The resources on this website have been designed, together with people who have lived and professional experience of investigations, to meet the requirements of the Patient Safety Incident Response Framework (PSIRF).

The Investigation Guide provides you with information to help you support patients and families to be involved during an investigation. It is important that you also familiarise yourself with the Patient and Family Guide, which works together with this. Please note that some of the material may not directly map on to current policy.

The resources are free to use within your own organisation. However, before using them or making any adaptations, please review our Terms and Conditions.


Available for download

Investigation Guide

Learn Together Investigation Guide

Patient and Family Guide

Learn Together Patient & Family Information

The 5-Stage Process: A Summary for Patients and Families

Learn Together Five Stage 1
Learn Together Five Stage 2
Learn Together Five Stage 3
Learn Together Five Stage 4
Learn Together Five Stage 5

Stage 1: Understanding you and your needs

One of the things that patients and families who have experienced a patient safety incident describe is the importance of having time and space to talk about what has happened, in their own words. This might be an important step on the road to recovery and help them begin to make sense of what happened. This first stage of the process supports you to work with patients and families to understand them and their needs following the incident. If early on in an investigation, patients and families feel that they are treated compassionately, and that their experiences are dignified and valued, this can really help to reassure them, and might support their further involvement. Reducing compounded harm starts from the first contact. The Investigation Guide provides you with some information and practical steps to reduce the risk of compounded harm.

Stage 2: Agreeing how you work together

This second stage of the process supports you to work with patients and families to develop a shared understanding of how the investigation will progress, what the investigation will look at and how you will work together based on the principles for working relationally. The Investigation Guide provides you with some suggestions of what to cover when you meet.

Stage 3: Giving and getting information

As the investigation progresses, you will enact the agreed ways of working to enable patients and families to be involved and engaged in the investigation process based on their preferences. You will also gather information from the relevant sources, including the patient and family, as they have a unique and valuable perspective on what happened and may have information others do not have access to. It is also important to regularly update the patient or family with the progress of the investigation in the way they would like to be updated, even if there is no specific news, and be transparent about any delays. There is more information and support relating to the stage in the Investigation Guide.

4: Checking and finalising the report

Before sharing the draft report with the patient or family, you should discuss the key findings with them, including sensitively preparing them for any information that might be unexpected or any points of disagreement.
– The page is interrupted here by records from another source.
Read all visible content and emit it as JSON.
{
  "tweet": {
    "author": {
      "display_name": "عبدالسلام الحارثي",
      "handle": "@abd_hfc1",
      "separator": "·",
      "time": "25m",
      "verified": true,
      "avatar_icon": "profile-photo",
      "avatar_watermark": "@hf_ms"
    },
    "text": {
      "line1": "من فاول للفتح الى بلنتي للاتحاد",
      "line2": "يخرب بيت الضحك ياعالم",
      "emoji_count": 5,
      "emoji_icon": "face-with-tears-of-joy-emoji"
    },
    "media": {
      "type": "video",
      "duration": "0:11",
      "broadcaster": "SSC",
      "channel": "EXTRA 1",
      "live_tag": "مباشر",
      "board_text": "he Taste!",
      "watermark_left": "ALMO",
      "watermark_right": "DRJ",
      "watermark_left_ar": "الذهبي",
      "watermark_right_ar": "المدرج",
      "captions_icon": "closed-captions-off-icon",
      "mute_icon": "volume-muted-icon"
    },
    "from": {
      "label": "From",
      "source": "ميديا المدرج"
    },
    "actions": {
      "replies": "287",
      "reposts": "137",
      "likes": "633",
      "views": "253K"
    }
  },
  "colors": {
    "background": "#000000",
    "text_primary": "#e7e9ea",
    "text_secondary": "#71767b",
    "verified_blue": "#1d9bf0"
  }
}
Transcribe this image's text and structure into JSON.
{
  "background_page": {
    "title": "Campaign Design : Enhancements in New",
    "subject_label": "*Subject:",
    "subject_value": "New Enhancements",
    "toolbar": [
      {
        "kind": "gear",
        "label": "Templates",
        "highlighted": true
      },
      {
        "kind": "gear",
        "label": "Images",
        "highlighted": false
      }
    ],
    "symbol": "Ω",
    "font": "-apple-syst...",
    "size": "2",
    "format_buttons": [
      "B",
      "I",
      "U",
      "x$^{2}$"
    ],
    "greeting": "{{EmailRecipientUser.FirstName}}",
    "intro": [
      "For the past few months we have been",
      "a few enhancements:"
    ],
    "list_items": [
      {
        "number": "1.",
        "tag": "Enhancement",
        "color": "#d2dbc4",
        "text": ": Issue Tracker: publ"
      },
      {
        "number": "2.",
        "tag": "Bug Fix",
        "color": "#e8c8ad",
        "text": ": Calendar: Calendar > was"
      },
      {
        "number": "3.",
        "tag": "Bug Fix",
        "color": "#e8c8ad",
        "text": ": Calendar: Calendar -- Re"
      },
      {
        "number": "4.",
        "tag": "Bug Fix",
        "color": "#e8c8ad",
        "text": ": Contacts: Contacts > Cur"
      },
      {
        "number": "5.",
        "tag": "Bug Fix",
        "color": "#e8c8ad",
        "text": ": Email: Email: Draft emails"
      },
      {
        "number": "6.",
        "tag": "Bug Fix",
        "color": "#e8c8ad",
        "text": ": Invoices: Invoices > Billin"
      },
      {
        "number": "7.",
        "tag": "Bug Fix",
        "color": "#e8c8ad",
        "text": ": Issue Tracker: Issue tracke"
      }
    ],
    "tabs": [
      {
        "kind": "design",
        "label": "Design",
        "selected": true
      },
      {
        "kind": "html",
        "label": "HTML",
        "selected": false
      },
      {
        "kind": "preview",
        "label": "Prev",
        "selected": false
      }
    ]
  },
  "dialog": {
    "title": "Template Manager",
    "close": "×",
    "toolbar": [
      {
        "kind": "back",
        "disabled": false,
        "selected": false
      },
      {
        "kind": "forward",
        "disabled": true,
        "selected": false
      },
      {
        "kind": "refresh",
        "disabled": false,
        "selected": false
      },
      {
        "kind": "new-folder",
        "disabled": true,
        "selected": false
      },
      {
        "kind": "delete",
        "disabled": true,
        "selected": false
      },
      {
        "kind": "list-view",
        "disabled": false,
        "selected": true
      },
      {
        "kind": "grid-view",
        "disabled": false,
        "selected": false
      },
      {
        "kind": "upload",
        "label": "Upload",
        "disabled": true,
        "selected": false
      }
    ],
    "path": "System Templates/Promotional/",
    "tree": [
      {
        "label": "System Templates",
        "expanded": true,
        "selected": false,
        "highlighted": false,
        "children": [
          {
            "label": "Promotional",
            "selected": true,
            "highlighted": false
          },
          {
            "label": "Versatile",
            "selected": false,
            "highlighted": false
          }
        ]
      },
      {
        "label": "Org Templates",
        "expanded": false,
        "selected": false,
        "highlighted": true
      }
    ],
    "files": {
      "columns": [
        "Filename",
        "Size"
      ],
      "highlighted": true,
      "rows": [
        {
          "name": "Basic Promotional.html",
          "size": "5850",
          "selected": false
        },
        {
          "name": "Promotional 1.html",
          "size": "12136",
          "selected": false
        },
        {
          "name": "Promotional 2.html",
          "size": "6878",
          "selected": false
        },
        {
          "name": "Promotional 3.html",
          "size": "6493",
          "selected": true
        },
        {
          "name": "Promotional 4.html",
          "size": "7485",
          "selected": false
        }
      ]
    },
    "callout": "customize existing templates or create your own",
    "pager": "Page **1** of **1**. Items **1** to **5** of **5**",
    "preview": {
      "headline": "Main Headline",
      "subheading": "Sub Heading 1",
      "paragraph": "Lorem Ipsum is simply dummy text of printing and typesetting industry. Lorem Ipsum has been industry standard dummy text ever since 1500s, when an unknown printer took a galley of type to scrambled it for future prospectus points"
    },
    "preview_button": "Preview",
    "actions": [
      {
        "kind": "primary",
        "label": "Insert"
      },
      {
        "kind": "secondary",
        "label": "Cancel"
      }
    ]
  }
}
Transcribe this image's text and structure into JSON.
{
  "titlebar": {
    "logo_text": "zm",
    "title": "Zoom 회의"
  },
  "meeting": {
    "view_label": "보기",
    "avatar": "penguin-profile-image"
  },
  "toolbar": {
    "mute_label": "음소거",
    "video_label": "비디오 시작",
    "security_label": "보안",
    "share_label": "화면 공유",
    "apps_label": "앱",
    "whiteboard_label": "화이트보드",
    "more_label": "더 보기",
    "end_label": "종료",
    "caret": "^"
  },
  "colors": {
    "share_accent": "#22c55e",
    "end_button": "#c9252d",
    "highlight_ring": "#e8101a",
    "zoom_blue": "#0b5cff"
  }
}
You should also prepare them for finding reading the draft report for the first time difficult, even if they are fully informed of the contents. Sharing a draft of the investigation report, and inviting patients and families to feed back about the accuracy of their account of the incident and other important details, is a visible way of demonstrating openness and transparency. It also ensures that the investigation has tried to address the questions that the patient and family asked to be addressed. It can also support you to ensure that the report is correct on important details. You can find more support and information relating to this stage in the Investigation Guide.

5: Next steps

This final stage of the process has been designed to help support you close the investigation in ways that dignify and reflect the potential impact on those involved. You should provide the patient or family with a copy of the final report and ask if they have any further questions or needs for support. If you are unable to meet their needs, you should advise them on where to access the appropriate support. There is more information and support relating to this stage in the Investigation Guide.